From the 25th July 1554 Mary was no longer an unmarried virgin defending her people from the evils surrounding her kingdom. She now had Philip, King of Naples and heir to the Spanish Empire. Though he was named king he was merely a consort, he had no legal rights to England and Mary dominated him in all proceedings.
The 1554 Michaelmas roll is the first to depict the newlywed couple; this may be why it is illuminated. The green cloth of estate is embroidered with golden M and Ps and is floral symbolising their marriage and the hope of an heir. Mary’s image has not altered from the previous design; this is evident via the inclusion of the loose hair that showed her virginity; clearly, this was problematic since she was now married. Yet, although Mary may have been married to her husband, she was first married to her country. Her promise to her nation to remain England’s servant is symbolised through the loose hair. Mary holds her coronation regalia in the usual style while Philip wields a sword. Philip welds his military power while Mary holds the true power which is the sceptre. Though this difference may not be noticeable, for Mary the sceptre was far more significant than a sword. Mary is still the dominant partner in the marriage.
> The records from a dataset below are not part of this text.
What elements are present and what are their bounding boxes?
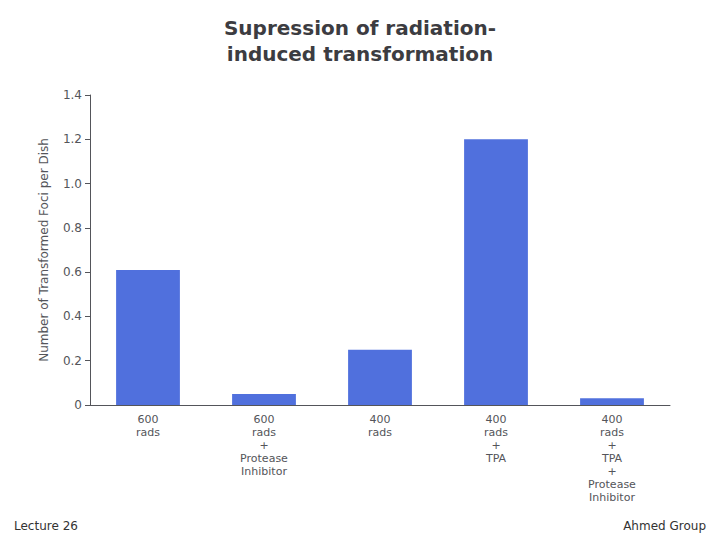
svg-text:0.2: 0.2: [63, 354, 82, 368]
svg-text:rads: rads: [252, 426, 276, 439]
svg-text:0.6: 0.6: [63, 265, 82, 279]
svg-text:600: 600: [138, 413, 159, 426]
svg-text:1.2: 1.2: [63, 132, 82, 146]
svg-text:TPA: TPA: [601, 452, 623, 465]
svg-text:Inhibitor: Inhibitor: [241, 465, 287, 478]
svg-text:1.0: 1.0: [63, 177, 82, 191]
svg-text:Inhibitor: Inhibitor: [589, 491, 635, 504]
svg-text:+: +: [491, 439, 500, 452]
svg-text:Lecture 26: Lecture 26: [14, 519, 78, 533]
svg-text:rads: rads: [484, 426, 508, 439]
svg-text:rads: rads: [136, 426, 160, 439]
svg-text:Protease: Protease: [240, 452, 288, 465]
svg-text:rads: rads: [368, 426, 392, 439]
svg-text:Protease: Protease: [588, 478, 636, 491]
svg-text:0: 0: [74, 398, 82, 412]
svg-text:rads: rads: [600, 426, 624, 439]
svg-text:+: +: [607, 465, 616, 478]
svg-text:TPA: TPA: [485, 452, 507, 465]
svg-text:400: 400: [370, 413, 391, 426]
svg-text:Supression of radiation-: Supression of radiation-: [224, 16, 496, 40]
svg-text:0.8: 0.8: [63, 221, 82, 235]
svg-text:400: 400: [602, 413, 623, 426]
svg-text:+: +: [607, 439, 616, 452]
svg-text:1.4: 1.4: [63, 88, 82, 102]
svg-text:400: 400: [486, 413, 507, 426]
svg-text:+: +: [259, 439, 268, 452]
svg-text:0.4: 0.4: [63, 309, 82, 323]
svg-text:induced transformation: induced transformation: [227, 42, 493, 66]
svg-text:Ahmed Group: Ahmed Group: [623, 519, 706, 533]
svg-text:600: 600: [254, 413, 275, 426]
svg-text:Number of Transformed Foci per: Number of Transformed Foci per Dish: [37, 138, 51, 362]
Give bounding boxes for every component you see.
This brief introduction to Marian iconography in the first two years of Mary I’s reign has shown that the queen could present herself as a maiden, a mother and as a wife. She used Netherlandish artists to depict her as a Queen regnant while also highlighting her femininity as a wife and as a Catholic saviour. Her coinage allowed her image to cement itself onto all her subjects. The discussion on Marian iconography has only just begun.